I last blogged on May 14th. Wow! Let me explain where I've been. Physically, I've been in good ol' South Carolina. Mentally, I was not here.
I was having fun ending the school year with my little munchkins. I was even planning how I wanted to decorate my room and what I wanted to leave up on my walls. I won't even mention that I was thinking about what I wanted to change about my lessons for the the upcoming year.
Two days. Two days before the end of the year, I was called into my principal's office. She said that I was being moved to 3rd grade. I cried and cried. I didn't want to leave 2nd grade. I've been teaching 2nd grade for four years. I taught 5th my first year and asked to move. I love the little kids. I wish that I had my early childhood degree.

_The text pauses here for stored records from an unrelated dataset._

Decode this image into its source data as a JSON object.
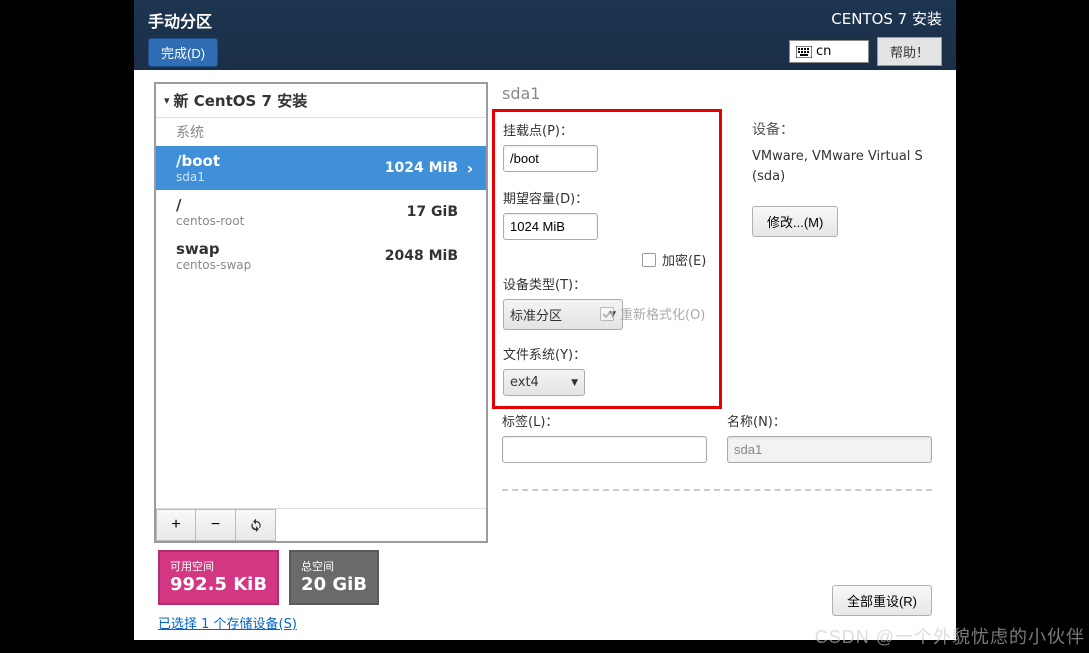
{
  "header": {
    "title": "手动分区",
    "done": "完成(D)",
    "product": "CENTOS 7 安装",
    "keyboard": "cn",
    "help": "帮助！"
  },
  "tree": {
    "root": "新 CentOS 7 安装",
    "section": "系统",
    "partitions": [
      {
        "mount": "/boot",
        "device": "sda1",
        "size": "1024 MiB",
        "selected": true
      },
      {
        "mount": "/",
        "device": "centos-root",
        "size": "17 GiB",
        "selected": false
      },
      {
        "mount": "swap",
        "device": "centos-swap",
        "size": "2048 MiB",
        "selected": false
      }
    ]
  },
  "detail": {
    "title": "sda1",
    "mount_label": "挂载点(P)：",
    "mount_value": "/boot",
    "desired_label": "期望容量(D)：",
    "desired_value": "1024 MiB",
    "devtype_label": "设备类型(T)：",
    "devtype_value": "标准分区",
    "encrypt_label": "加密(E)",
    "fs_label": "文件系统(Y)：",
    "fs_value": "ext4",
    "reformat_label": "重新格式化(O)",
    "tag_label": "标签(L)：",
    "tag_value": "",
    "name_label": "名称(N)：",
    "name_value": "sda1",
    "device_heading": "设备：",
    "device_text": "VMware, VMware Virtual S (sda)",
    "modify": "修改...(M)"
  },
  "footer": {
    "free_label": "可用空间",
    "free_value": "992.5 KiB",
    "total_label": "总空间",
    "total_value": "20 GiB",
    "storage_link": "已选择 1 个存储设备(S)",
    "reset": "全部重设(R)"
  },
  "watermark": "CSDN @一个外貌忧虑的小伙伴"
}
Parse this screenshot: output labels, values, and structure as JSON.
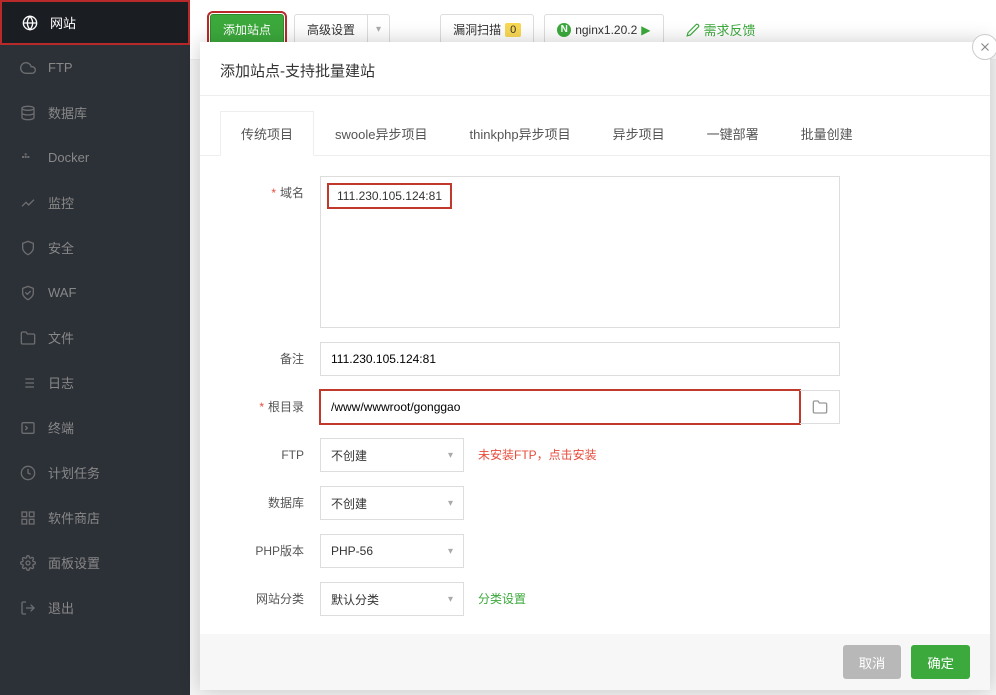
{
  "sidebar": {
    "items": [
      {
        "label": "网站",
        "icon": "globe-icon"
      },
      {
        "label": "FTP",
        "icon": "cloud-icon"
      },
      {
        "label": "数据库",
        "icon": "database-icon"
      },
      {
        "label": "Docker",
        "icon": "docker-icon"
      },
      {
        "label": "监控",
        "icon": "chart-icon"
      },
      {
        "label": "安全",
        "icon": "shield-icon"
      },
      {
        "label": "WAF",
        "icon": "waf-icon"
      },
      {
        "label": "文件",
        "icon": "folder-icon"
      },
      {
        "label": "日志",
        "icon": "list-icon"
      },
      {
        "label": "终端",
        "icon": "terminal-icon"
      },
      {
        "label": "计划任务",
        "icon": "clock-icon"
      },
      {
        "label": "软件商店",
        "icon": "grid-icon"
      },
      {
        "label": "面板设置",
        "icon": "gear-icon"
      },
      {
        "label": "退出",
        "icon": "exit-icon"
      }
    ]
  },
  "topbar": {
    "add_site": "添加站点",
    "advanced": "高级设置",
    "scan": "漏洞扫描",
    "scan_badge": "0",
    "nginx": "nginx1.20.2",
    "feedback": "需求反馈"
  },
  "modal": {
    "title": "添加站点-支持批量建站",
    "tabs": [
      "传统项目",
      "swoole异步项目",
      "thinkphp异步项目",
      "异步项目",
      "一键部署",
      "批量创建"
    ],
    "labels": {
      "domain": "域名",
      "remark": "备注",
      "root": "根目录",
      "ftp": "FTP",
      "database": "数据库",
      "php": "PHP版本",
      "category": "网站分类"
    },
    "values": {
      "domain": "111.230.105.124:81",
      "remark": "111.230.105.124:81",
      "root": "/www/wwwroot/gonggao",
      "ftp": "不创建",
      "database": "不创建",
      "php": "PHP-56",
      "category": "默认分类"
    },
    "hints": {
      "ftp_warning": "未安装FTP，点击安装",
      "category_link": "分类设置"
    },
    "cancel": "取消",
    "confirm": "确定"
  }
}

I felt like my heart shattered. I didn't understand. I didn't want to understand. A teacher that I work with told me that I was letting the Devil win. She was right. I let the Devil right on into my heart. I was furious and upset. I took home ALL of my teaching stuff. It's currently stretched from one end of the hallway to the next. When I said that I was upset, I meant it. My plan was not to return. I wanted to get another job.I didn't want to talk about it. I wanted to pretend that in August she was going to change her mind.
Well, I truly believe that God places people where they need to be. I did not get another job, and I am okay with that. It has taken me until now, to be okay with the decision.
I got over it. Today, I finished up my long range plans and sent them to my team leader to see what she thought. I'm actually a little excited. Change is hard, but change is also good.
My principal did not want me to loop. But, the good news is that I will know almost every child that will be in my classroom next year with the exception of any new students who enroll. It is really neat that I will get to start my year off already knowing my students. That is exciting.
So, that's where I've been. I'm heading to the beach next week. I'm ready for a vacation. I should be back to blogging at least once a week after that. I miss my friends.
Last, I'm now having to think about changing my blog's name. Huh...lots to think about.